Haia, 2 Mar 2022 (AFP) - O procurador do Tribunal Penal Internacional (TPI) anunciou que abriu uma investigação sobre a situação na Ucrânia, após denúncias de "crimes de guerra e contra a humanidade" cometidos pela Rússia.

A Corte Internacional de Justiça (CIJ), da ONU, convocou, por sua vez, audiências para os próximos dias 7 e 8 sobre as denúncias apresentadas pela Ucrânia envolvendo ações das tropas russas que invadiram aquele país.

Seguem abaixo cinco questionamentos sobre a situação jurídica após a invasão:

- A Rússia infringiu o direito internacional?:

A Rússia violou o Artigo 2 (4) da Carta das Nações Unidas, que proíbe o uso da força em nível internacional, diz Geoff Gordon, pesquisador principal do Instituto Asser de direito internacional e europeu, com sede em Haia.

"O uso da força militar russa não é desconhecido" na Ucrânia, acrescenta Philippe Sands, professor de direito internacional no Reino Unido. Mas "hoje existem regras para nos proteger de tais atos, refletidas na Carta da ONU, o que temos de mais parecido com uma Constituição internacional", destacou Sands em artigo publicado no "Financial Times". "Foram os compromissos mais importantes da Carta o que Putin menosprezou."

- Que tribunais podem julgar as questões ligadas à Ucrânia?:

A Ucrânia se apresentou à Corte Internacional de Justiça (CIJ), que realizará audiências nos próximos dias 7 e 8 para determinar suas competências jurídicas nesse caso, aponta Geoff Gordon. Além disso, os tribunais nacionais também podem julgar casos relacionados a violações do direito internacional, acrescenta.

A Rússia também poderia ter que comparecer perante o Tribunal Europeu de Direitos Humanos, ao ser acusada por Kiev de violações nessa área.
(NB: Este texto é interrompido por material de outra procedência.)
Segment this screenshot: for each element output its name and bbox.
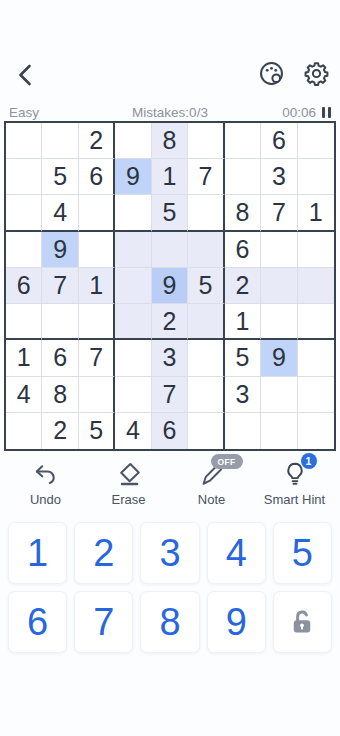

A Ucrânia não é signatária do Estatuto de Roma, tratado fundador do TPI, mas reconheceu formalmente em 2014 a jurisdição do mesmo em relação aos crimes cometidos em seu território. A Rússia, por sua vez, retirou-se do TPI, razão pela qual este não pode processar cidadãos russos em solo russo, apenas se estiverem detidos no território de um Estado que reconheça a jurisdição do tribunal.

A CIJ anunciou hoje que realizará audiências nos dias 7 e 8 em um caso apresentado pela Ucrânia, que acusa a Rússia de planejar genocídio. A juíza presidente do Tribunal, Joan Donoghue, chamou a atenção da Rússia "para a necessidade de agir de forma que qualquer decisão do Tribunal possa ter os efeitos desejados", especificou a CIJ, principal órgão judicial das Nações Unidas, com sede em Haia.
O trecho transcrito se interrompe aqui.